W.W. Hastings Indian Hospital
Tahlequah, OK 74464
It has been many years since man first set foot on the moon. The next logical step in the sequence exploration is a manned mission to Mars. Although the Martian surface has been explored by unmanned spacecraft, human interplanetary travel presents some unusual difficulties, the most salient of which is the lack of gravity. In a zero-gravity situation the human body is not able to maintain bone mass resulting in a type of osteoporosis. It is estimated that a human being loses approximately 1% of bone mass for each month in space. A typical Mars mission of thirty months could therefore result in 30% bone loss, which is considered severe osteoporosis. This could result in a high-risk of fracture upon return to EarthÕs gravitational field. This is considered one of the major showstoppers of long duration space flight. Various protocols have been developed in an attempt to minimize the bone loss in zero-gravity.
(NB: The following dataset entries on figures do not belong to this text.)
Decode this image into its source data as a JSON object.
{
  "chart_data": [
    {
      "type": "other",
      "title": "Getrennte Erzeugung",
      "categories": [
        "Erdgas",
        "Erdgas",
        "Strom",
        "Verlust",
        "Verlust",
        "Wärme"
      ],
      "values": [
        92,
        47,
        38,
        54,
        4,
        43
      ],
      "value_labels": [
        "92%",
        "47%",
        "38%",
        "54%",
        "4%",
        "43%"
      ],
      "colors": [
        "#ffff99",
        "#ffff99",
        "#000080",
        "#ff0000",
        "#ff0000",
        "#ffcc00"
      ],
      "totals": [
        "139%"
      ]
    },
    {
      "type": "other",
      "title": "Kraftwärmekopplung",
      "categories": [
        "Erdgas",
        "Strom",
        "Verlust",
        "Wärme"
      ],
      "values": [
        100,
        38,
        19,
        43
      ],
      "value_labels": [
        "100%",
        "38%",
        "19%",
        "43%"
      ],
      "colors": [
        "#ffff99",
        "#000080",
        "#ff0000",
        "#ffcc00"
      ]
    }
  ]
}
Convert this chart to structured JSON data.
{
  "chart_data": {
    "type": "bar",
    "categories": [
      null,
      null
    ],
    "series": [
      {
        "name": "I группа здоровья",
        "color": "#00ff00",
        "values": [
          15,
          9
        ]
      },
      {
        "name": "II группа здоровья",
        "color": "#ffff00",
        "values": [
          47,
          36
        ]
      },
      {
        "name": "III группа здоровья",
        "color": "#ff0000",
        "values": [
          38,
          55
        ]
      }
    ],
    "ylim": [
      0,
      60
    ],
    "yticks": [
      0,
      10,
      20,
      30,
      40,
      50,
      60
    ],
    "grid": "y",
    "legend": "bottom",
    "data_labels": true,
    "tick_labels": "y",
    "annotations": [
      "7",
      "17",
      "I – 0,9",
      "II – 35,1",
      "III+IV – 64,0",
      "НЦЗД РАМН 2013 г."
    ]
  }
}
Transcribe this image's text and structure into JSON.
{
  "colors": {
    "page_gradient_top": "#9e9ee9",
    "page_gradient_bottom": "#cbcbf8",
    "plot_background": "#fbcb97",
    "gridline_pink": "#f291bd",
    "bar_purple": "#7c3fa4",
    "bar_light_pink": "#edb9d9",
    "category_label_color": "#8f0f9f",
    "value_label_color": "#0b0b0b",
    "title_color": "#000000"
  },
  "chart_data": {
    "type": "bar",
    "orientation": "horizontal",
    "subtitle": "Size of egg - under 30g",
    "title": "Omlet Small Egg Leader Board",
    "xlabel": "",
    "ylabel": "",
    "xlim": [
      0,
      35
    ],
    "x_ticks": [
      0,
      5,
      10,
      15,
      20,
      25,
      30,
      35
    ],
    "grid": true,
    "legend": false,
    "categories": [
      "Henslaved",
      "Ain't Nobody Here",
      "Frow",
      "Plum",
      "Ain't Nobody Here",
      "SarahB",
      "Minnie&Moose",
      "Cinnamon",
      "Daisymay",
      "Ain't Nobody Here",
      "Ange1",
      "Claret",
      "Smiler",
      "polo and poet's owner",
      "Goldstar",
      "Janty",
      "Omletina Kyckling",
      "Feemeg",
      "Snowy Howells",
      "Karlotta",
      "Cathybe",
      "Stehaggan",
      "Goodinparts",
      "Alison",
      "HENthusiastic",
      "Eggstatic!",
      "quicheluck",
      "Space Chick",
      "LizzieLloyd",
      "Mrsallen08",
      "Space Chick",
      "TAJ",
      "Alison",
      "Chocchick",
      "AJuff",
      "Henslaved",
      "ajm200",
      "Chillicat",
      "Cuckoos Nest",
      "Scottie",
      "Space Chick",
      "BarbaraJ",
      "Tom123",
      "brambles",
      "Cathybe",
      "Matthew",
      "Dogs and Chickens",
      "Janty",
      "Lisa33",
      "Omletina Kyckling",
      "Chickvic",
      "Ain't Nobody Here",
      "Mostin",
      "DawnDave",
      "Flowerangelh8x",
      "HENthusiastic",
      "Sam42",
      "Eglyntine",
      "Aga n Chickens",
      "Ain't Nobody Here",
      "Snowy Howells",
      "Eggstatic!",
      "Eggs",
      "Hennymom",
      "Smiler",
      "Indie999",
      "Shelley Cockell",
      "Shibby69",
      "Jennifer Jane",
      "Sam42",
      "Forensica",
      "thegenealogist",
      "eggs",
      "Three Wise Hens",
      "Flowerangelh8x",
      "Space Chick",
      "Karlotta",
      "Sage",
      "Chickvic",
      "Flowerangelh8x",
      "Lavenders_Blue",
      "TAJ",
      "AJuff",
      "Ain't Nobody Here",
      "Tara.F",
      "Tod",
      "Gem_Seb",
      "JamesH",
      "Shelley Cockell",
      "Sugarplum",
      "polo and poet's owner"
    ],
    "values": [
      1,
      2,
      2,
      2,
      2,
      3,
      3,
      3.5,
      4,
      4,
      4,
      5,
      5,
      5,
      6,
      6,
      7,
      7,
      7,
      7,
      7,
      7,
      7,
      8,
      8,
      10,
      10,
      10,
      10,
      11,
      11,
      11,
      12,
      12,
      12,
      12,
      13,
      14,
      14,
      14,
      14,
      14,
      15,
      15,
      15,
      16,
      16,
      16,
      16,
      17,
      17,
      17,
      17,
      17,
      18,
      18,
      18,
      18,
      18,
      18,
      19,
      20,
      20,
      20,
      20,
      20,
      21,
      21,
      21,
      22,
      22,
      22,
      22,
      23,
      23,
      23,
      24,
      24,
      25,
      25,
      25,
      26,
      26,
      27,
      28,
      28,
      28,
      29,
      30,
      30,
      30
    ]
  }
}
These include vigorous exercise programs, which may last several hours each day, and weightlifting using elastic cords as a substitute for weights. There is some evidence that these measures may compensate for lack of gravity and reduce the severity of the bone loss. Loss of bone mass from the long bones of the skeleton may not be the only problem. Recent research in periodontology has shown that osteoporotic periodontal bone is more susceptible to breakdown than healthy bone, and that tooth loss is more frequent in subjects with osteoporosis. The strategies which may prove useful in the long bones, exercise, etc., are not adaptable to the oral bone. The bone surrounding the teeth is very susceptible to damage from the type of overloading that this would cause. Strategies to preserve the oral bone may include dietary and pharmacologic measures, as well as artificial gravity.